Design

Should this be a table or not?

  • can you imagine the current data being expanded in the future?
    • ex. imagine we had a Book table, which included 3 properties: genre1, genre2, genre3. Now if we decided that each book should have 4 potential genres, we would have to change the structure. The solution would be to have a Books table and a Genres table
  • Is the data being held in a table "genericable"? If you are tempted to combine different concepts into something that has a common thread, it might be a sign that they should be different tables. Framed another way, if you find yourself in a position where it would be difficult to extend a table, it should give us pause.

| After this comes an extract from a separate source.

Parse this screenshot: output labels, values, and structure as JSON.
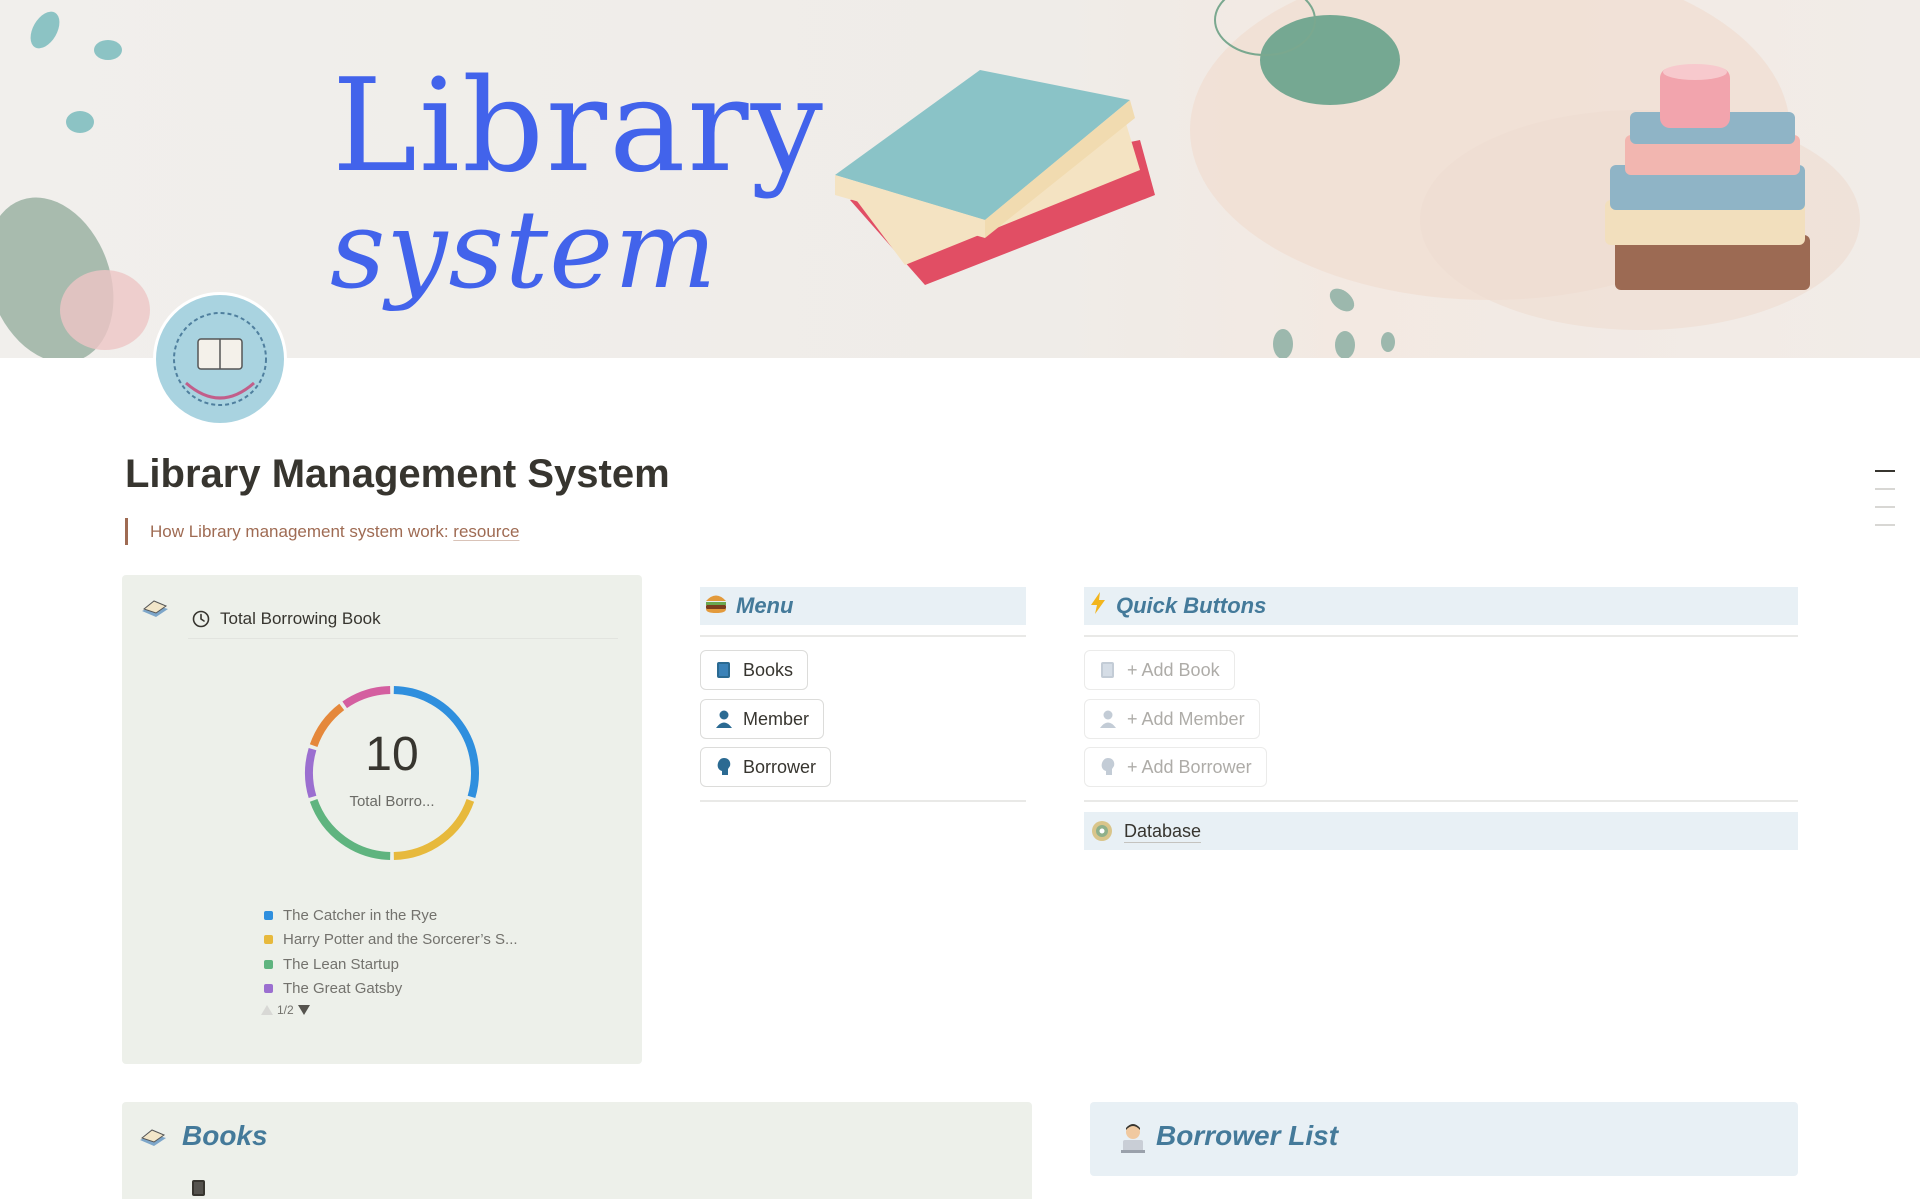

    • ex. Imagine we have to keep track of InvoiceStatus, BackOrderStatus, ShipViaCarrier, CreditStatus, and CustomerStatusType. Each of these concepts has a common thread, which is that aside from their respective PKs, they only have a single text field. We might therefore think it appropriate to combine all 5 concepts into a single generic table. However, this becomes problematic when we start to query information. What results is a necessity to JOIN ON many different fields, and to use aliases to distinguish multiple "versions" of the same table:
  • if we were to look at 5 rows of a single table and noticed that 3/5 of the rows have an identical value for one of the columns, that would be a sign that the column should be its own table
    • ex. we have a table called shoes and there is a field to describe what type of shoe it is (business, casual etc). If we were to query some records, we would find that 'business' would show up a lot in the 'type' column. This is a sign that we should create a "shoe type" table.
SELECT *
	FROM Customer
	JOIN GenericDomain as CustomerType
	ON Customer.CustomerTypeId = CustomerType.GenericDomainId
	  and CustomerType.RelatedToTable = "Customer"
	  and  CustomerType.RelatedToColumn = "CustomerTypeId"
	JOIN GenericDomain as CreditStatus
	ON Customer.CreditStatusId = CreditStatus.GenericDomainId
	  and CreditStatus.RelatedToTable = "Customer"
	  and CreditStatus.RelatedToColumn = "CreditStatusId"
- on the other hand, if we separate them all out as seperate tables, then it greatly simplifies our query:
SELECT * FROM Customer  
	JOIN CustomerType 
		ON Customer.CustomerTypeId = CustomerType.CustomerTypeId  
	JOIN CreditStatus    
		ON Customer.CreditStatusId = CreditStatus.CreditStatusId